Zwei Spezialitäten sind vor der Abreise aus Gent noch zu kosten. Das eine sind die „Neuzjes“, die „Nasen“, französisch auch „cuberdons“genannt. Das sind kegelförmige, weiche Fruchtgelees, beerenrot in Gent, in leuchtenden Farben in Brüssel.

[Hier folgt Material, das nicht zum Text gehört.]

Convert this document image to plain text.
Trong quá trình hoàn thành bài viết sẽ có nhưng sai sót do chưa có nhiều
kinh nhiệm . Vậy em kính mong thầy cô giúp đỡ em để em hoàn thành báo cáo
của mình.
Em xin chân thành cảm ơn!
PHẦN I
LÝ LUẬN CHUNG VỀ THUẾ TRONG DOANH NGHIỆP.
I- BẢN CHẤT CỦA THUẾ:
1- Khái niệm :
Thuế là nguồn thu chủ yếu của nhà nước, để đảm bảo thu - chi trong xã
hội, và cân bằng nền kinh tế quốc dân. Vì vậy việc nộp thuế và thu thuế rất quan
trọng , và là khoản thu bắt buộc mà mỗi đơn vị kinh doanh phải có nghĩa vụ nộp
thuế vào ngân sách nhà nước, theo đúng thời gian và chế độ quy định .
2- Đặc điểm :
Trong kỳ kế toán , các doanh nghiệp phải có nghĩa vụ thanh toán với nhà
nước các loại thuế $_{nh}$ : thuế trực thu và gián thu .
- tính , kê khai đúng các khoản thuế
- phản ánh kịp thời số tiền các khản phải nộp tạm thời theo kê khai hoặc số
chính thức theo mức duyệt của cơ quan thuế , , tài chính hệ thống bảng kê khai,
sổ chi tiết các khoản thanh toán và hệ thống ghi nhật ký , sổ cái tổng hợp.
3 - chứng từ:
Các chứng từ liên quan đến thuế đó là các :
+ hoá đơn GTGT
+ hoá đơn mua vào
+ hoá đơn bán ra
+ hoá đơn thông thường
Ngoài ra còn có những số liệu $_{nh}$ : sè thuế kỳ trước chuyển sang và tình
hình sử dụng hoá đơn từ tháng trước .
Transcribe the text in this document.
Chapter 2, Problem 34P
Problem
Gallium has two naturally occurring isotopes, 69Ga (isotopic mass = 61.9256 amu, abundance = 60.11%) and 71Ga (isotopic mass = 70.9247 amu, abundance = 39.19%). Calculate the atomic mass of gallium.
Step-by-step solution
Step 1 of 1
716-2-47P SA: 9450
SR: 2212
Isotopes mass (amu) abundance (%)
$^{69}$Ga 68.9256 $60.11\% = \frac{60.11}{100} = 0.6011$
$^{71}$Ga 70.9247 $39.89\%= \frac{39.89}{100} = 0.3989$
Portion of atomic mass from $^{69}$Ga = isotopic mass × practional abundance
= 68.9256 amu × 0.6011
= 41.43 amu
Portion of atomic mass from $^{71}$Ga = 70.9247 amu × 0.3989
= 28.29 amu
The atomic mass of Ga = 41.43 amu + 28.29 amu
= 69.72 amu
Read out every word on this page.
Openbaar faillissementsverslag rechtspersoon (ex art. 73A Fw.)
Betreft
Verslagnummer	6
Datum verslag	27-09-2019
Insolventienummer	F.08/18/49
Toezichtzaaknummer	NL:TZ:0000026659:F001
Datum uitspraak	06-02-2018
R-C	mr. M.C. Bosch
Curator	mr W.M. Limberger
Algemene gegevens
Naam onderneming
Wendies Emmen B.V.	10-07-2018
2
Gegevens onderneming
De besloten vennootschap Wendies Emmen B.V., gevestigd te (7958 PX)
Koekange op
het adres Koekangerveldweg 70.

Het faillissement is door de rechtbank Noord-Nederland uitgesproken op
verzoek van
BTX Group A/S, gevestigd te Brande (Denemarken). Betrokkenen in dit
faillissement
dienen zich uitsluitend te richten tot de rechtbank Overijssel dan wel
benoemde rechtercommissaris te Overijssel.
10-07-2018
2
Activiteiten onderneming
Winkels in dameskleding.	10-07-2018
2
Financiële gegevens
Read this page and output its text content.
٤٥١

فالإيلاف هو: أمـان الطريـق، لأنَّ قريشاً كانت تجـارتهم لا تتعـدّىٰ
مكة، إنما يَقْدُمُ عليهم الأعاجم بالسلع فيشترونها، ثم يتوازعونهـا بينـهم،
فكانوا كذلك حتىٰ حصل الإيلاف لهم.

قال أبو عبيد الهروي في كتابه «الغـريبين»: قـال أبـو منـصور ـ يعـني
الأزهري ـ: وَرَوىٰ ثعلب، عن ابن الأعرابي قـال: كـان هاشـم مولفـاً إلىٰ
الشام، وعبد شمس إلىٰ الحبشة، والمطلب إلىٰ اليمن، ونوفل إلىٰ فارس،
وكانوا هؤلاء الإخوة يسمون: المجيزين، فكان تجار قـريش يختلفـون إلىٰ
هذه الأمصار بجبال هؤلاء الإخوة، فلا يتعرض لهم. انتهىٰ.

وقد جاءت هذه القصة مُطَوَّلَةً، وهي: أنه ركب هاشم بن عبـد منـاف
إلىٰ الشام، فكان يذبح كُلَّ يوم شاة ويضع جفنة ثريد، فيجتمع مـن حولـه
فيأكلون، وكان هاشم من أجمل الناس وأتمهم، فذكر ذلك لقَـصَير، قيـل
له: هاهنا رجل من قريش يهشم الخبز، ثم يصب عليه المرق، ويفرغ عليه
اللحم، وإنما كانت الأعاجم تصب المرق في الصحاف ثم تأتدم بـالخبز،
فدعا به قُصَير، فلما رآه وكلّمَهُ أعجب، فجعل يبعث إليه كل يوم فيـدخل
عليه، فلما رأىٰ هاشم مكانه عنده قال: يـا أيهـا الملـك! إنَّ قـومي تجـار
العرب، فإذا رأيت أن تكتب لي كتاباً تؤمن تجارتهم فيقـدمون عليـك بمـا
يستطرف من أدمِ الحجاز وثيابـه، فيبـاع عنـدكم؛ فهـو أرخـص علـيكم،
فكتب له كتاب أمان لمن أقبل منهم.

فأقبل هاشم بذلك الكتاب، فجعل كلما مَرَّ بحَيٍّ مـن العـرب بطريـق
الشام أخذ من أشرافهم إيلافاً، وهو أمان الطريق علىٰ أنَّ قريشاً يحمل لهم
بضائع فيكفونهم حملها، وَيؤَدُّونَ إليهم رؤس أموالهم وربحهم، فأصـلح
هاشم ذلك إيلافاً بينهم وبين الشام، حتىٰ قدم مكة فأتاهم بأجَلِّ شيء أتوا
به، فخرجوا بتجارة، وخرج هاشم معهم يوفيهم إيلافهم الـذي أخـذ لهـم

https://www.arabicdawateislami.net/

Und die Wiege der belgischen Waffel: „Max“, mit Blick auf den 95 Meter hohen Belfried, Zeichen des Genter Bürgerstolzes aus dem 14. Jahrhundert. Ihm zur Seite entsteht das neue Stadthaus in gewagter neuer Architektur inmitten der gotischen Prachtbauten. Flämischer Unternehmergeist in Reinkultur: Im „Max“bäckt Yves Consael nun in sechster Generation Waffeln in denselben gusseisernen Formen wie einst Max Consael. Dieser zog Mitte des 19. Jahrhunderts mit Luxusständen aus Holz und Glas auf Jahrmärkte und Kirtage und erfand die „Brüsseler Waffel“, knusprig, zart, warm serviert mit Sirup, Schlag und Früchten.
Yves Consael hat heute Teile der kostbaren Jahrmarktkonstruktion so geschickt montiert, dass man sich erst in einem Jugendstil-Lokal wähnt. Zu viel genascht? Dann aufs Fahrrad! Zur Erkundung von Gent ist dies das beste Verkehrsmittel, wenngleich auf dem Steinpflaster der Innenstadt kaum mehr als zehn km/h Durchschüttelgeschwindigkeit zu erreichen ist. Doch Labestationen gibt es ja zur Genüge.